For even more, please go to link 2;
A sample:

"Reflection: is central to the novel; the novel is spawned by a visit back to Gene's old school, and the work hinges upon a dialogue between the past and the present, and the relation of a man to his much younger self. Gene confesses that he is still stuck in the time of World War II; his memory still has a tremendous hold on him, as evidenced by his ability to recall the goings on of fifteen years' past with such detail. The presence of memory, and its role over time, is a major theme of this book; when Gene reiterates his thoughts on the past and on the lasting impact of the events he is describing, he only increases the importance of this theme within the novel."

Or link 3:
"A Separate Peace: Major Themes:

"Jealousy: Gene is envious of Finny's natural athletic ability.
Irresponsibility: Finny refuses to follow the school's regulations.
Denial: Finny denies that Gene pushed him out of the tree, since he believes that all people are innately good.
Insecurity: Gene is insecure about his own ability and intelligence."

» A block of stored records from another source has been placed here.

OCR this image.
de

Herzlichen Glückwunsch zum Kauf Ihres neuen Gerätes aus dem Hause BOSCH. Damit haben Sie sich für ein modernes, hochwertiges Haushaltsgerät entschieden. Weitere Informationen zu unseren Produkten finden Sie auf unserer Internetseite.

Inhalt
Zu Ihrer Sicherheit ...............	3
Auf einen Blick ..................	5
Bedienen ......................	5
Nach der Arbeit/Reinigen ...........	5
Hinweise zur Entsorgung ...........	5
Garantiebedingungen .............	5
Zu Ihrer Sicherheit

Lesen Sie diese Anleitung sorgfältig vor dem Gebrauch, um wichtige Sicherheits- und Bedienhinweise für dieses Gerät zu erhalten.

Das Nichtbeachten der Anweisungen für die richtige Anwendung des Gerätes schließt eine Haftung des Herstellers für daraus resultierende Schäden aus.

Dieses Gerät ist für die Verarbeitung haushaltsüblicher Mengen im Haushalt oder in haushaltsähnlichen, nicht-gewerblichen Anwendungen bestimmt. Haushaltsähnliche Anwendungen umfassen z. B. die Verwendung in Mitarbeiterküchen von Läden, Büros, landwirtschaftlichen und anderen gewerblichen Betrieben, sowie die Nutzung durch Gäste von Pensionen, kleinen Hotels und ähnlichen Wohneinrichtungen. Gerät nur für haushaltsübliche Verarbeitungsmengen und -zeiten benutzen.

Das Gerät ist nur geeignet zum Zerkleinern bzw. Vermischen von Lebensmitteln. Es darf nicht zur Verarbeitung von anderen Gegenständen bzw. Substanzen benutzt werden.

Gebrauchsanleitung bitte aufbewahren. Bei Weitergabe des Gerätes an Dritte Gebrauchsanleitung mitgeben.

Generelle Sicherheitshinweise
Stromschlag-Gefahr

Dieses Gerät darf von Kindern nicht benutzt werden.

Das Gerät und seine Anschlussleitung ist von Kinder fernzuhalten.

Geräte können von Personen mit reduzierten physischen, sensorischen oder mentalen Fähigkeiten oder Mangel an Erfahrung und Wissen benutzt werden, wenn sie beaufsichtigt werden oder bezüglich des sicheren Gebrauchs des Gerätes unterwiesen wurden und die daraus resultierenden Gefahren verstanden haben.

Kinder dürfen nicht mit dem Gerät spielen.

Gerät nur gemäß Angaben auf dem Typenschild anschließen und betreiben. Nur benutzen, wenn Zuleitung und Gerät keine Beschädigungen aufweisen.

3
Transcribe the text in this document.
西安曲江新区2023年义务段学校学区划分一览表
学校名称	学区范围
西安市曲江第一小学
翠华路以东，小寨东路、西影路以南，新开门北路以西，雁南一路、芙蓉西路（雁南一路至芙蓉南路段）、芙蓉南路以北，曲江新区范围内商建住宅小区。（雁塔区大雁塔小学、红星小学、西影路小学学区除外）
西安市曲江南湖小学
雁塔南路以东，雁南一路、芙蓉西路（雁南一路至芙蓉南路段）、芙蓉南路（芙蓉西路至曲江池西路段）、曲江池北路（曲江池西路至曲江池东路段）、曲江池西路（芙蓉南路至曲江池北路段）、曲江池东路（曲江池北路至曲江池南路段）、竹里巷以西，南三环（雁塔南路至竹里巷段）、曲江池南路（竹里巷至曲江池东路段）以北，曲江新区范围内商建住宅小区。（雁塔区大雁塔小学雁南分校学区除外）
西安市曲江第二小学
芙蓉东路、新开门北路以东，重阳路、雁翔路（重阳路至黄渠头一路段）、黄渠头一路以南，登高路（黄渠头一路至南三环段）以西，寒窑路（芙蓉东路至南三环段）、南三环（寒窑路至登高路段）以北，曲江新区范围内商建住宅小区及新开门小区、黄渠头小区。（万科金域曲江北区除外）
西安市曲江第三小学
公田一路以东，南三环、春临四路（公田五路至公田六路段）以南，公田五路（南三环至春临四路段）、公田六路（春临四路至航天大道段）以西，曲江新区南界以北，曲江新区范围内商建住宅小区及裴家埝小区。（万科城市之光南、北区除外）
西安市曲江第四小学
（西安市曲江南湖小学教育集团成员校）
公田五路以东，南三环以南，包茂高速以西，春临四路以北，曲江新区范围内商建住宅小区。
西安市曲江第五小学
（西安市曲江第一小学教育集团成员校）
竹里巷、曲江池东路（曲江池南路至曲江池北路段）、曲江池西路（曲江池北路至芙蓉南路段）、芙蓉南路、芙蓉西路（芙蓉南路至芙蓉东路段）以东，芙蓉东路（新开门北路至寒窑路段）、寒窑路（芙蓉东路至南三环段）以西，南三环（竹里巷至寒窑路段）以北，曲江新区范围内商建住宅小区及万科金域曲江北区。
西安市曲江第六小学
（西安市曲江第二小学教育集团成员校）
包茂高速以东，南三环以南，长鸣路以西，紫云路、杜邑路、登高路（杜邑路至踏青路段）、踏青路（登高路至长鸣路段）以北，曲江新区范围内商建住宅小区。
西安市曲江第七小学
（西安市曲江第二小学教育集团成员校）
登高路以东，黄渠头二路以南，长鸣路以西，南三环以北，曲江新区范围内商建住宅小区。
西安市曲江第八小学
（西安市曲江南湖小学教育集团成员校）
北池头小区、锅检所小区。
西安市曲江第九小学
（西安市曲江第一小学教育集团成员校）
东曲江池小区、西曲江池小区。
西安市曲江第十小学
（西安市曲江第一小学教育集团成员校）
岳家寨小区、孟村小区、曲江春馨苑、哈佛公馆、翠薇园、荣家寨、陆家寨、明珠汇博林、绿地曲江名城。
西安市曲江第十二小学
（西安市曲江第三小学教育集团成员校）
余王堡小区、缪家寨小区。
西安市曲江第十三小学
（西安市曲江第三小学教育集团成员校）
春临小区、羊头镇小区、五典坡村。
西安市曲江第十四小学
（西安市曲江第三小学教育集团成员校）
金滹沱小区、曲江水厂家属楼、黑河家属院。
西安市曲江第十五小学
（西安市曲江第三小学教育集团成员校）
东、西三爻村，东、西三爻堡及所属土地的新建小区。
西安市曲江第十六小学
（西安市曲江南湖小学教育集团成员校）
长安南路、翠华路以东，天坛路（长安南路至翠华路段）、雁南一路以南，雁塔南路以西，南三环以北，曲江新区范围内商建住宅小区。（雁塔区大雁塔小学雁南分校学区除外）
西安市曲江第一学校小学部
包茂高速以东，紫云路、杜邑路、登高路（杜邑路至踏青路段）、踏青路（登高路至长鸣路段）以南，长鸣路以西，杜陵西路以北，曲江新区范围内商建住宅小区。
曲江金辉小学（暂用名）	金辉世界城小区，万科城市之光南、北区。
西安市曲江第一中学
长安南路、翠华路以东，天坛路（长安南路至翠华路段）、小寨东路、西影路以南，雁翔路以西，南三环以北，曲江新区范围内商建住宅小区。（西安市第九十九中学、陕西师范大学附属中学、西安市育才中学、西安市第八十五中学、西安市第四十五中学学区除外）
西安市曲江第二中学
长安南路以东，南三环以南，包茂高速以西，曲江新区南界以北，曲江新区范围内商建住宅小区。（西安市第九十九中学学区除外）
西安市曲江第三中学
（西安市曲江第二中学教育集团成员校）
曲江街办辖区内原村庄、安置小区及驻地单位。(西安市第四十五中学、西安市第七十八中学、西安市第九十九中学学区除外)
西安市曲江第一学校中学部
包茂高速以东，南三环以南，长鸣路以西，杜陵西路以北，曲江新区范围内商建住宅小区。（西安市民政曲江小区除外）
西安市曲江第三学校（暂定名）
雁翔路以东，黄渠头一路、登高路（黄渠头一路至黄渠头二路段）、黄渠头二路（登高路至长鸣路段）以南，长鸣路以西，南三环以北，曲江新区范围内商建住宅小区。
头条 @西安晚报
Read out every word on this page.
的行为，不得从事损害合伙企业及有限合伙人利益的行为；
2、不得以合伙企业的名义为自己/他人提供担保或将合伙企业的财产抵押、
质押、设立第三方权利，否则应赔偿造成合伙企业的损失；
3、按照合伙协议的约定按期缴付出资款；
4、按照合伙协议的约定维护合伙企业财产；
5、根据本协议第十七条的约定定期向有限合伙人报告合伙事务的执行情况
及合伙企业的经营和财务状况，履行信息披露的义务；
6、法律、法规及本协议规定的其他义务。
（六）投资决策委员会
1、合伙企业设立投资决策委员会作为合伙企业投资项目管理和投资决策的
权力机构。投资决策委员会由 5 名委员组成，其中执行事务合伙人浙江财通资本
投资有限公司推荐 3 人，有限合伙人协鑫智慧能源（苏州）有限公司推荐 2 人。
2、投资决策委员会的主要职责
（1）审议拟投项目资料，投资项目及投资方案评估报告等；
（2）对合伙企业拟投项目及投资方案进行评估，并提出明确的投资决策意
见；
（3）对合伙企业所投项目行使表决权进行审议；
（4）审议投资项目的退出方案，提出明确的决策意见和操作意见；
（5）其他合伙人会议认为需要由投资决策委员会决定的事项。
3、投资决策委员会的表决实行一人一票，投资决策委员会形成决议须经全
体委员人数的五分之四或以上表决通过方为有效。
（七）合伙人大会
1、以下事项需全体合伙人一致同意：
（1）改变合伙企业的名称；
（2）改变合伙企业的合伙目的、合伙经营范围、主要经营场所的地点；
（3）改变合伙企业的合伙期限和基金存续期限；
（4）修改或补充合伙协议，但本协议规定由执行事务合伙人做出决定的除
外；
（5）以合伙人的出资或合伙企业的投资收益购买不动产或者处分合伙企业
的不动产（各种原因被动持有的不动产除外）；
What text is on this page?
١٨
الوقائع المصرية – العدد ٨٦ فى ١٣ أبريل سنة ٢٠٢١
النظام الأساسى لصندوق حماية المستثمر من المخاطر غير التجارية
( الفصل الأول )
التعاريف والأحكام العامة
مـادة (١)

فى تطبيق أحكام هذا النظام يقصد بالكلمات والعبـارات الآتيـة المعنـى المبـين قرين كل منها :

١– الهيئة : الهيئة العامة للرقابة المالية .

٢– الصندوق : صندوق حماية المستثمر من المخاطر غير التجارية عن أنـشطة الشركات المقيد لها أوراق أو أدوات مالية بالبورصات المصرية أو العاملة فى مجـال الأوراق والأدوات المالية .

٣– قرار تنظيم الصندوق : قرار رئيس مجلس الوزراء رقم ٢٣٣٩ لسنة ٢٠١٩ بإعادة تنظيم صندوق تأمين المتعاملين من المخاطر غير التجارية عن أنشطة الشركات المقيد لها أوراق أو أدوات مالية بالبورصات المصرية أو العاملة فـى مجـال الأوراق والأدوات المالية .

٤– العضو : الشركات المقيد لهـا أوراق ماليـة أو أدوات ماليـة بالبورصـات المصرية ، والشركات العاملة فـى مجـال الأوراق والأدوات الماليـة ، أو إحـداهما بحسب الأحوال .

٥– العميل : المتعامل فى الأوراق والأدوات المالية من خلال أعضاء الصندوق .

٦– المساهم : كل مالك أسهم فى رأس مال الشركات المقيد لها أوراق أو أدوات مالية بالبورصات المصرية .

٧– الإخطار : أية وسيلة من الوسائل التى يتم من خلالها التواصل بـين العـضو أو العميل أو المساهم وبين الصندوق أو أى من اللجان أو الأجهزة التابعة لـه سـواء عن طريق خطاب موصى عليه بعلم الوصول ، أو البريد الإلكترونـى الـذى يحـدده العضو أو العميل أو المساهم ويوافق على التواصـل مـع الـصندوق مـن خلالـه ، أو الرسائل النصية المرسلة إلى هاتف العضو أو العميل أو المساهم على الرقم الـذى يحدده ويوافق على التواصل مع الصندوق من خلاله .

2007-10-13 05:39:53 · answer #1 · answered by johnslat 7 · 0 0

There is so much going on in "A Separate Peace" and so many themes that it is easy to get jumbled. It is obviously a coming of age, loss of innocence novel. More importantly, IMO, is the theme of friendship - friendship that grows through war and conflict. I think that bond of friendship between Gene and Finny is the the key to the book. It is a complicated friendship, especially for Gene, who is full of jealousy, fear, and love. It isn't until later in life that Gene fully realizes that his friendship with Finny was truly his own personal separate peace. I hope this makes sense. It is a complicated novel.